David Lykken thinks that parents ought to be required to get licenses to parent and prove they are twenty-one years old, married, and self-supporting. (pp. 175-176)

Jordan Pollack urges us (tongue in cheek, I presume) to embrace "faith-based science." He writes, "physics could sing the psalm that perpetual motion would solve the energy crisis..." with God "on our side to repeal the second law of thermodynamics!" "Astronomy could embrace astrology and do grassroots PR with daily horoscopes to gain mass support for a new space program." (pp. 156-158)

John Allen Paulos joins the Buddha and David Hume and presents the self as "an ever-changing collection of beliefs, perceptions, and attitudes, that is not an essential and persistent entity but a conceptual chimera." (p. 152)
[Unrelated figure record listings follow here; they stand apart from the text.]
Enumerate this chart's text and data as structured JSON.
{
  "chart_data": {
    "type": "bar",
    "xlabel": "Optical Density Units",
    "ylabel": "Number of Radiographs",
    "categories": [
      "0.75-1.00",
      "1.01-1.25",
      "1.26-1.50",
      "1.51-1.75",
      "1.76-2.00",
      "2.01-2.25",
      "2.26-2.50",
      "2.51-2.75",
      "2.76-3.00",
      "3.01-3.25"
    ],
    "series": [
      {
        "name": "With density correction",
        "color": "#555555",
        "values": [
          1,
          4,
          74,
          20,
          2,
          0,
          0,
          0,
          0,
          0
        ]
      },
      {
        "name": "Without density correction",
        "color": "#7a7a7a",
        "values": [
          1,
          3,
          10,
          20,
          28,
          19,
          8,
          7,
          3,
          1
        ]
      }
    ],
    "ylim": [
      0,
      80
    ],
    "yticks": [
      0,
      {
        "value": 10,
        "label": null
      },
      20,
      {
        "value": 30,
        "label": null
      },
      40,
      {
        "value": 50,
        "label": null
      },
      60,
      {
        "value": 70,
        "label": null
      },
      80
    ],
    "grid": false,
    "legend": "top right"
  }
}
Some of the other "dangerous ideas" concern such things as science versus religion (e.g., Sam Harris's "Science Must Destroy Religion" and Philip W. Anderson's "The Posterior Probability of Any Particular God Is Pretty Small"); exciting speculations (Terrence Sejnowski's "When Will the Internet Become Aware of Itself?"), cosmological conjectures (Brian Greene's "The Multiverse," and Leonard Susskind's "The `Landscape'").
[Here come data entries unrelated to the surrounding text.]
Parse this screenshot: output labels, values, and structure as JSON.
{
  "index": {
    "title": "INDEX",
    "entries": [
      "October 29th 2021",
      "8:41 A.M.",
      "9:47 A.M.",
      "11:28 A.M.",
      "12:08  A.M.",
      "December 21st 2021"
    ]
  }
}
Some of the ideas are not dangerous at all of course, and some are only dangerous to certain segments of society. The idea that the Christian God does not exist is no skin off my teeth and no Buddhist feels threatened by it, but television evangelicals find it downright scary. Judith Rich Harris advances the idea that parents really don't shape their children's mores (their peers and the larger society does). This idea isn't threatening at all unless you are a Pygmalion sort of parent infused with a weighty sense of responsibility, and in that case, her idea can help you to chill out.

Some other ideas may or may not be seen as dangerous. Karl Sabbagh suggests that "The Human Brain Will Never Understand the Universe," and Lawrence M. Krauss wants us to know that "The World May Be Fundamentally Inexplicable." Personally I think they're both right, but that shouldn't keep us from trying to expand the range of our knowledge and understanding. Seth Lloyd even goes so far as to suggest that one of our ideas "is likely to have the unintended consequence of destroying everything we know." He adds that "we cannot stop creating and exploring new ideas. The genie of ingenuity is out of the bottle. To suppress the power of ideas will hasten catastrophe, not avert it." (p. 101)
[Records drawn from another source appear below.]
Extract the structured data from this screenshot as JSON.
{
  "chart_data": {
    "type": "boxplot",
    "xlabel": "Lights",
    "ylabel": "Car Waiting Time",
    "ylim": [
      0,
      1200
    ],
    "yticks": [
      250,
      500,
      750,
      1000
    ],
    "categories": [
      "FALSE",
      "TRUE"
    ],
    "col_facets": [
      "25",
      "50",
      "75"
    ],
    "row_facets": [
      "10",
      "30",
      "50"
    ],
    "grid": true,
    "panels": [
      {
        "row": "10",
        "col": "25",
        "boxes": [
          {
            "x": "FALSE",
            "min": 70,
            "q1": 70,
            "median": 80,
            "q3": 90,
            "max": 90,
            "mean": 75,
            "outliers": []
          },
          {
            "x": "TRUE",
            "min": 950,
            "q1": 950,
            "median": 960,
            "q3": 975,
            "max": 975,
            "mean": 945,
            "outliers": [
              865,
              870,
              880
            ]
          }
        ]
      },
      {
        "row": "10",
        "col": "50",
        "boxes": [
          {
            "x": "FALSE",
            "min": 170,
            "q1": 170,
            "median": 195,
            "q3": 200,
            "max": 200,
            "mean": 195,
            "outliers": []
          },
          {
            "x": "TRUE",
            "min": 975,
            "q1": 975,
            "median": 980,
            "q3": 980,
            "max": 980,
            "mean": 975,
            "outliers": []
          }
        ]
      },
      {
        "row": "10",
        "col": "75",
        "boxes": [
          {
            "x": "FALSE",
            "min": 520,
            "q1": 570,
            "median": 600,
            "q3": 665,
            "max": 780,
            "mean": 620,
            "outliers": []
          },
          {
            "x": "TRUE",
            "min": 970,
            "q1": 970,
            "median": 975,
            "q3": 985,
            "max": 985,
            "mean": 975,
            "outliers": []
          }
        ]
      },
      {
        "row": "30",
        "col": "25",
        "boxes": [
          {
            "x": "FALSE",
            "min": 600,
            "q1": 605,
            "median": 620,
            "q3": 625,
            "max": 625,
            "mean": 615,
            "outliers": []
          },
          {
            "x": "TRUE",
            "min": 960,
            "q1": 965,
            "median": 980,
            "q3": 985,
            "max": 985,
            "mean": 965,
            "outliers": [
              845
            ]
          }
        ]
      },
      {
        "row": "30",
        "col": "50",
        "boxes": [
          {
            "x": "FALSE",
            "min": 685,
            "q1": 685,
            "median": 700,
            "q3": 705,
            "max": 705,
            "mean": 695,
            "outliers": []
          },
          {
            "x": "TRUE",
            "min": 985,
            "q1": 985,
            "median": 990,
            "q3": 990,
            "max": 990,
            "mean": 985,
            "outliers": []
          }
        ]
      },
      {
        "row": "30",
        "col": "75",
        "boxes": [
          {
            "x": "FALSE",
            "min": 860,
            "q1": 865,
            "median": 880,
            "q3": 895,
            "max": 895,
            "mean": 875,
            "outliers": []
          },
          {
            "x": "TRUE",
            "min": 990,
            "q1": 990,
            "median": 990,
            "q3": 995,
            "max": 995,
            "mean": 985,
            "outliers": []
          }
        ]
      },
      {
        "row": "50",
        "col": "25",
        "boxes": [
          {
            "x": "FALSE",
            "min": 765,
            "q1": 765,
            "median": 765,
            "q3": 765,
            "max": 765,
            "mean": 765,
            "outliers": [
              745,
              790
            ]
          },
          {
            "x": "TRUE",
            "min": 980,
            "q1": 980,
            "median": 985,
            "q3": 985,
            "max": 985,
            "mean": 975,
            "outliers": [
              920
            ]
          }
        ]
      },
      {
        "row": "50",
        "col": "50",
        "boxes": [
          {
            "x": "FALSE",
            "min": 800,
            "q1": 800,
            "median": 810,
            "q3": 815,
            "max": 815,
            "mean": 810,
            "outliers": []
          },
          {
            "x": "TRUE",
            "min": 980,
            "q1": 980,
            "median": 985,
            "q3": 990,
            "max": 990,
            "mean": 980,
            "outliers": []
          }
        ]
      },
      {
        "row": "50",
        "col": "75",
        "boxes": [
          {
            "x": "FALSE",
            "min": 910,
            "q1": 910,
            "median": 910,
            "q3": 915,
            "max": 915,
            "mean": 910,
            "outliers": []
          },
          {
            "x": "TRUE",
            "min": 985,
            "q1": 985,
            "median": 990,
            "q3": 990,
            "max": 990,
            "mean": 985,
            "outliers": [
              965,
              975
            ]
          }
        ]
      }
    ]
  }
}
There are several essays on how drugs might, can, and will affect us (e.g., "Drugs May Change the Patterns of Human Love" by Helen Fisher, and "Using Medications to Change Personality" by Samuel Barondes). There are essays on politics and economics (e.g., Michael Shermer's ode to fiscal conservative and social liberalism, "Where Goods Cross Frontiers, Armies Won't" and Matt Ridley's "Government Is the Problem, Not the Solution"), and on the dangers and promises of futuristic technologies by Ray Kurzweil, Freeman J. Dyson and others. In fact there is so much in this book that a reader could study the ideas for decades--seriously--and hardly scratch the surface of what is implied, hoped for, dreamed of, and feared. It is a great collection of ideas, a masterful work of compilation and editing by science's most talented and creative editor, John Brockman. Don't miss this book. It's even better than Brockman's previous collection "What We Believe But Cannot Prove."

Let me throw in one more dangerous idea not in the book (lest I wax too sanguine): suppose that by bioengineering violent aggression out of the human genome (which seems like a good idea) we end up with something like H.G. Wells' Eloi? Can it be true that humans must be violently aggressive, and if not, will become stagnant and exploitable? One might argue that there would then be no exploiter, but should one appear what would--could--we do?